Il D.lgs. n. 151/15 attuativo della legge delega n. 183/2014 (c.d. Jobs Act) e recante misure per la “razionalizzazione e semplificazione delle procedure e degli adempimenti a carico di cittadini e imprese e altre disposizioni in materia di rapporto di lavoro e pari opportunità”, ha rivisitato la disciplina relativa al provvedimento di sospensione, verosimilmente andando incontro alle istanze emerse nel contesto socio-produttivo, che ritenevano l’atto estremamente penalizzante e bisognoso di ricevere una mitigazione degli effetti sanzionatori.

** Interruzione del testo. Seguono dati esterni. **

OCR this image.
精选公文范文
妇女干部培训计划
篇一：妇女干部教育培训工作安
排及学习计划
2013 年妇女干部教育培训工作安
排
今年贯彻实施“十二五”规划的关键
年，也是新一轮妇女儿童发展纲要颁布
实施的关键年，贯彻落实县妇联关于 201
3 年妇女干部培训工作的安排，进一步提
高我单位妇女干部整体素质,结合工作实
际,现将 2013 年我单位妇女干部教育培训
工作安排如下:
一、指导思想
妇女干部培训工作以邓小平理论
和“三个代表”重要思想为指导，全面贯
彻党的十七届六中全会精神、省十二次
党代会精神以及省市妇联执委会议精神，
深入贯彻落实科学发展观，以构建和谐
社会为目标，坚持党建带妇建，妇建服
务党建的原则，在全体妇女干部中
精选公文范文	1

Occorre premettere che restano immutate le condizioni che legittimano l’adozione del provvedimento di sospensione dell’attività imprenditoriale e che in base all’art. 14, comma 1 del D.lgs. n. 81 cit. consistono:

  1. nell’impiego di personale non risultante dalla documentazione obbligatoria in misura pari o superiore al 20 per cento del totale dei lavoratori presenti sul luogo di lavoro; va presa in considerazione la parte dell’attività imprenditoriale interessata dalle violazioni (per un’analisi di dettaglio si rinvia alla circolare n. 33 del 2009, emanata dal Ministero del Lavoro);

  2. gravi e reiterate violazioni in materia di tutela della salute e della sicurezza così come individuate nell’Allegato I al D.lgs. n. 81 cit..

Per l’adozione del provvedimento di sospensione, e diversamente dalla maxi-sanzione, non è richiesta la verifica sulla natura subordinata del rapporto irregolare, potendo l’atto essere impartito anche qualora la prestazione del lavoratore irregolare sia di natura autonoma (contratto di co.co.co. stipulato ai sensi dell’art. 2 del D.lgs. n. 81/15), eccezion fatta per il lavoro autonomo di cui all’art. 2222 c.c..

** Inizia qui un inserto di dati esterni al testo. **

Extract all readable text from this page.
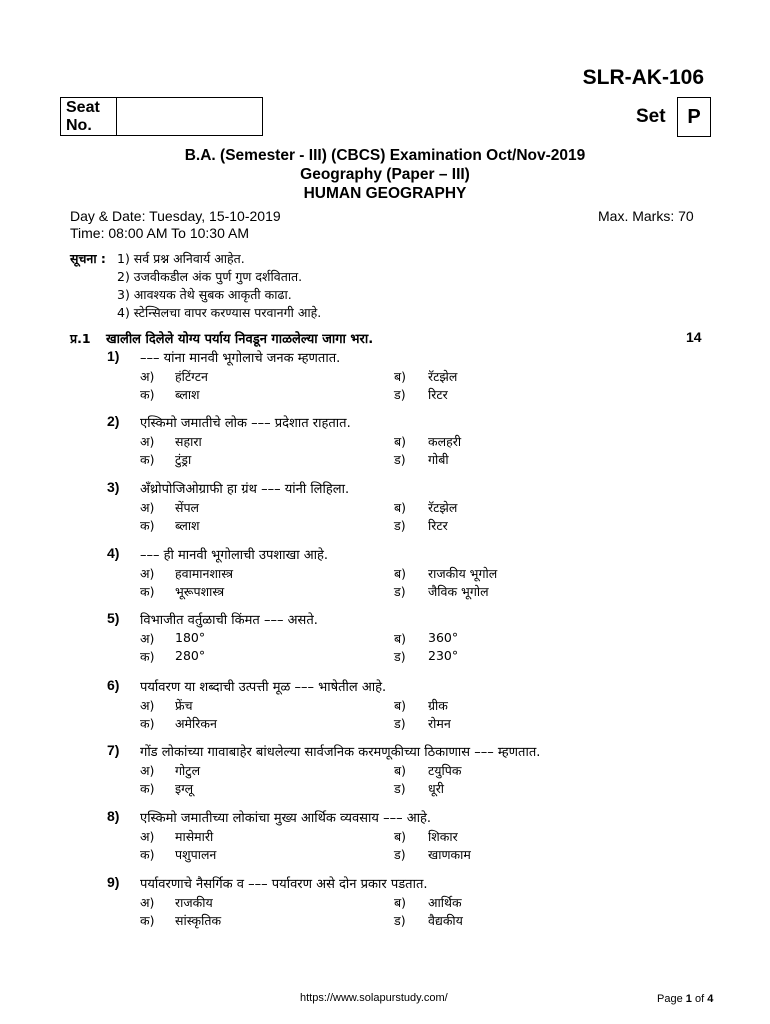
SLR-AK-106
Seat No.	Set	P
B.A. (Semester - III) (CBCS) Examination Oct/Nov-2019
Geography (Paper – III)
HUMAN GEOGRAPHY
Day & Date: Tuesday, 15-10-2019
Time: 08:00 AM To 10:30 AM
Max. Marks: 70
सूचना : 1) सर्व प्रश्न अनिवार्य आहेत.
2) उजवीकडील अंक पुर्ण गुण दर्शवितात.
3) आवश्यक तेथे सुबक आकृती काढा.
4) स्टेन्सिलचा वापर करण्यास परवानगी आहे.
प्र.1 खालील दिलेले योग्य पर्याय निवडून गाळलेल्या जागा भरा.	14
1) ––– यांना मानवी भूगोलाचे जनक म्हणतात.
अ) हंटिंग्टन	ब) रॅटझेल
क) ब्लाश	ड) रिटर
2) एस्किमो जमातीचे लोक ––– प्रदेशात राहतात.
अ) सहारा	ब) कलहरी
क) टुंड्रा	ड) गोबी
3) ॲंथ्रोपोजिओग्राफी हा ग्रंथ ––– यांनी लिहिला.
अ) सेंपल	ब) रॅटझेल
क) ब्लाश	ड) रिटर
4) ––– ही मानवी भूगोलाची उपशाखा आहे.
अ) हवामानशास्त्र	ब) राजकीय भूगोल
क) भूरूपशास्त्र	ड) जैविक भूगोल
5) विभाजीत वर्तुळाची किंमत ––– असते.
अ) 180°	ब) 360°
क) 280°	ड) 230°
6) पर्यावरण या शब्दाची उत्पत्ती मूळ ––– भाषेतील आहे.
अ) फ्रेंच	ब) ग्रीक
क) अमेरिकन	ड) रोमन
7) गोंड लोकांच्या गावाबाहेर बांधलेल्या सार्वजनिक करमणूकीच्या ठिकाणास ––– म्हणतात.
अ) गोटुल	ब) टयुपिक
क) इग्लू	ड) धूरी
8) एस्किमो जमातीच्या लोकांचा मुख्य आर्थिक व्यवसाय ––– आहे.
अ) मासेमारी	ब) शिकार
क) पशुपालन	ड) खाणकाम
9) पर्यावरणाचे नैसर्गिक व ––– पर्यावरण असे दोन प्रकार पडतात.
अ) राजकीय	ब) आर्थिक
क) सांस्कृतिक	ड) वैद्यकीय
https://www.solapurstudy.com/	Page 1 of 4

Ciò che rileva, in tale senso, è il mancato adempimento degli oneri di comunicazione del rapporto di lavoro alla Pubblica Amministrazione (c.d. tracciabilità della prestazione).

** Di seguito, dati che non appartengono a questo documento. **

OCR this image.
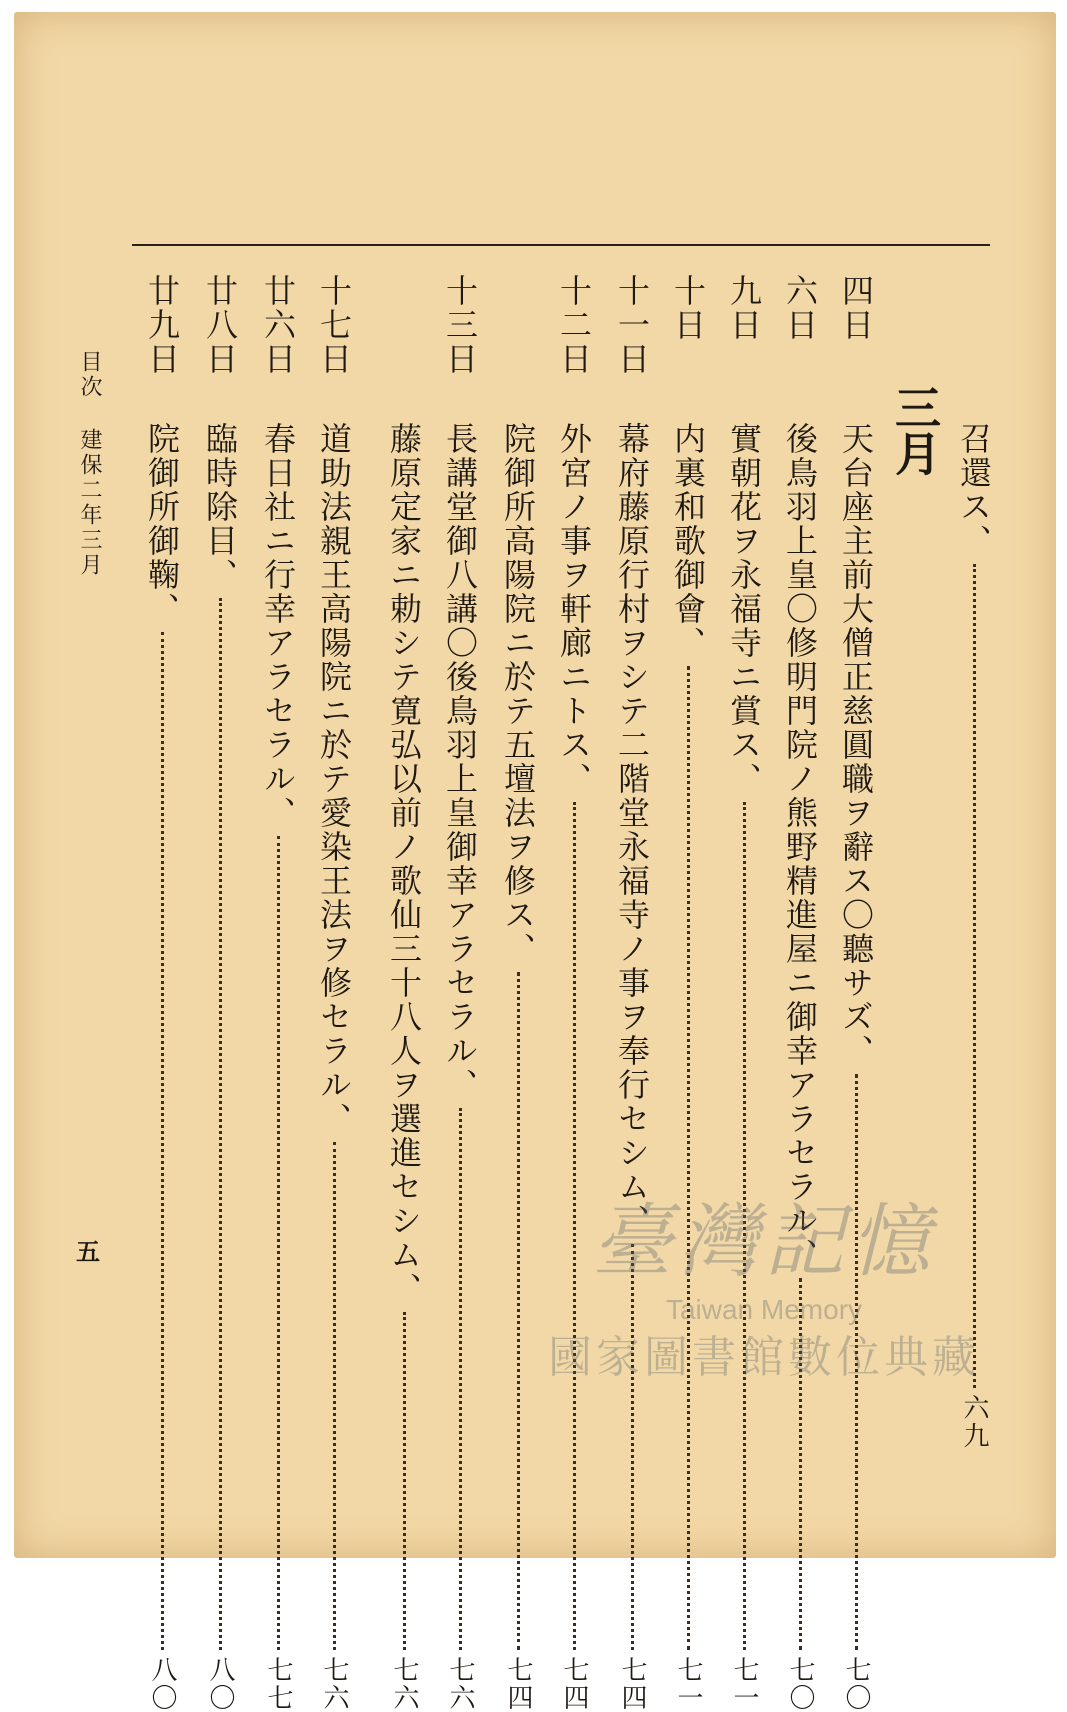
召還ス、
六九
三月
四日
天台座主前大僧正慈圓職ヲ辭ス〇聽サズ、
七〇
六日
後鳥羽上皇〇修明門院ノ熊野精進屋ニ御幸アラセラル、
七〇
九日
實朝花ヲ永福寺ニ賞ス、
七一
十日
内裏和歌御會、
七一
十一日
幕府藤原行村ヲシテ二階堂永福寺ノ事ヲ奉行セシム、
七四
十二日
外宮ノ事ヲ軒廊ニトス、
七四
院御所高陽院ニ於テ五壇法ヲ修ス、
七四
十三日
長講堂御八講〇後鳥羽上皇御幸アラセラル、
七六
藤原定家ニ勅シテ寛弘以前ノ歌仙三十八人ヲ選進セシム、
七六
十七日
道助法親王高陽院ニ於テ愛染王法ヲ修セラル、
七六
廿六日
春日社ニ行幸アラセラル、
七七
廿八日
臨時除目、
八〇
廿九日
院御所御鞠、
八〇
目次 建保二年三月
五	臺灣記憶
Taiwan Memory
國家圖書館數位典藏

Immutata resta, altresì, la previsione di cui al comma 11 dell’art. 14 del D.lgs. n. 81 cit., che esclude l’adozione del provvedimento di sospensione nelle ipotesi in cui il lavoratore irregolare risulti l’unico occupato dall’impresa (c.d. micro realtà produttive). Si aggiunge che nelle ipotesi di lavoro irregolare, gli effetti della sospensione possono essere fatti decorrere dalle ore dodici del giorno lavorativo successivo a quello di adozione del provvedimento ovvero dalla cessazione dell’attività lavorativa in corso, ove questa sia insuscettibile di interruzione, salvo che, precisa la norma, non si riscontrino situazioni di pericolo imminente o di grave rischio per la salute dei lavoratori o dei terzi.

Rimane invariato l’obbligo, per il personale ispettivo che ha adottato il provvedimento, di comunicare quest’ultimo all’Authority di cui all’ articolo 6 del D.lgs. n. 163/06 e al Ministero delle infrastrutture e dei trasporti, al fine dell’eventuale adozione, da parte di quest’ultimo, di un provvedimento interdittivo alla contrattazione con le pubbliche amministrazioni ed alla partecipazione a gare pubbliche.

Invariate sono le forme di ricorso avverso il provvedimento e le misure sanzionatorie previste per l’imprenditore che non ottemperi a quanto in esso stabilito e che risultano descritte dall’art. 14, rispettivamente commi 9 e 10, del D.lgs. n. 81 cit.

Le novità introdotte dal D.lgs. n. 151 cit. si concentrano sui presupposti per conseguire la revoca del provvedimento di sospensione.

Antecedentemente alla riforma, l’imprenditore che intendeva rimuovere gli effetti del provvedimento di sospensione era tenuto a regolarizzare il rapporto di lavoro ovvero a ripristinare ottimali condizioni di lavoro, pagando altresì una sanzione amministrativa il cui importo era rispettivamente di €. 1.950,00 (lavoro nero), ovvero di €. 3.250,00 (gravi e reiterate violazioni sulla sicurezza).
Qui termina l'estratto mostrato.